Cet ouvrage riche d’enseignements théoriques, tant pour les chercheurs travaillant les théories de la démocratie que pour tous les acteurs soucieux d’en savoir davantage sur l’expérience des participants, se termine par quelques recommandations sans pour autant, on le regrette, offrir aux lecteurs des exemples concrets d’application. L’auteur avance que pour déjouer la violence induite par la participation, il serait indispensable de reconnaître la vulnérabilité de certains engagements et de les « apprêter à encaisser les coups et les coûts du cheminement vers l’expression, démocratique et émancipatrice, d’une voix en public » (p. 142). Sans plus de précision, il nous dit que cela passerait par l’expérimentation de nouvelles voies entre les « formes conventionnelles de prise de parole en public » et des possibilités d’expression ancrées dans la pratique, qui laisseraient une place au partage des doutes, des troubles et de ce qui meut les participants.

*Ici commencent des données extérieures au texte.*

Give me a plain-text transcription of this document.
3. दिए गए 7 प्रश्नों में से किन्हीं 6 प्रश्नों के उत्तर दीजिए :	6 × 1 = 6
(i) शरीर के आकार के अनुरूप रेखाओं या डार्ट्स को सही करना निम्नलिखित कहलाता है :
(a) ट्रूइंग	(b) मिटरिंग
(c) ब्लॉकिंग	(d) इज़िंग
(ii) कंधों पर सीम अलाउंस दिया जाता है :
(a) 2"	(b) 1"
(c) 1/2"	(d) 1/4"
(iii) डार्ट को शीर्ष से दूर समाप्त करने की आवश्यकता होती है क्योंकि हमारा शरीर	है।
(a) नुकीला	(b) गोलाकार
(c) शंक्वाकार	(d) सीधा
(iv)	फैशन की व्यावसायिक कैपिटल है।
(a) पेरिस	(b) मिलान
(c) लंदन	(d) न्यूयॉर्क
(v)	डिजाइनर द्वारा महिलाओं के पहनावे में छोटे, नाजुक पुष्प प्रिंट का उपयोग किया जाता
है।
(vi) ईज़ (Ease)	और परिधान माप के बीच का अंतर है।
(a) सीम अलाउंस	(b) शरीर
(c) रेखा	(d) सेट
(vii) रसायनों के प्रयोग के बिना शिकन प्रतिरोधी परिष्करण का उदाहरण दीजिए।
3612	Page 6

Ce n’est qu’à ce prix qu’il est possible de « faire entrer en politique des personnes et des objets qui se tiennent le plus souvent aux bords du politique plutôt qu’à son bord » (p. 146).
Au terme de l’ouvrage, nous aurions aimé que Julien Charles nous livre davantage sur son expérience d’ethnographe à l’épreuve de la participation. Dans ses recommandations, il ne dit rien des effets potentiels de son analyse sur ses terrains d’étude. Les résultats de sa recherche ont-ils été partagés avec les enquêtés et mis à l’épreuve de ceux-ci ? Comment sa critique y est-elle reçue ? En outre, en tant qu’observateur qui a un point de vue désillusionné sur la situation, il aurait été fécond que Julien Charles formule concrètement des formes possibles de ces nouvelles combinaisons qu’il imagine. En l’état, seuls les acteurs sociaux semblent devoir porter la charge de réfléchir à la façon de faire atterrir ces recommandations dans des actions concrètes. Malgré ces quelques critiques, il faut reconnaître que l’auteur fait émerger de nouveaux questionnements et ouvre des portes pour de futures recherches portant sur ces voies alternatives aux techniques habituelles de participation, des techniques qui ne négligeraient pas l’horizon des réalisations concrètes et donneraient plus de place à ce qui importe aux participants, opérant de la sorte un élargissement des contenus jugés convenables dans les dispositifs participatifs.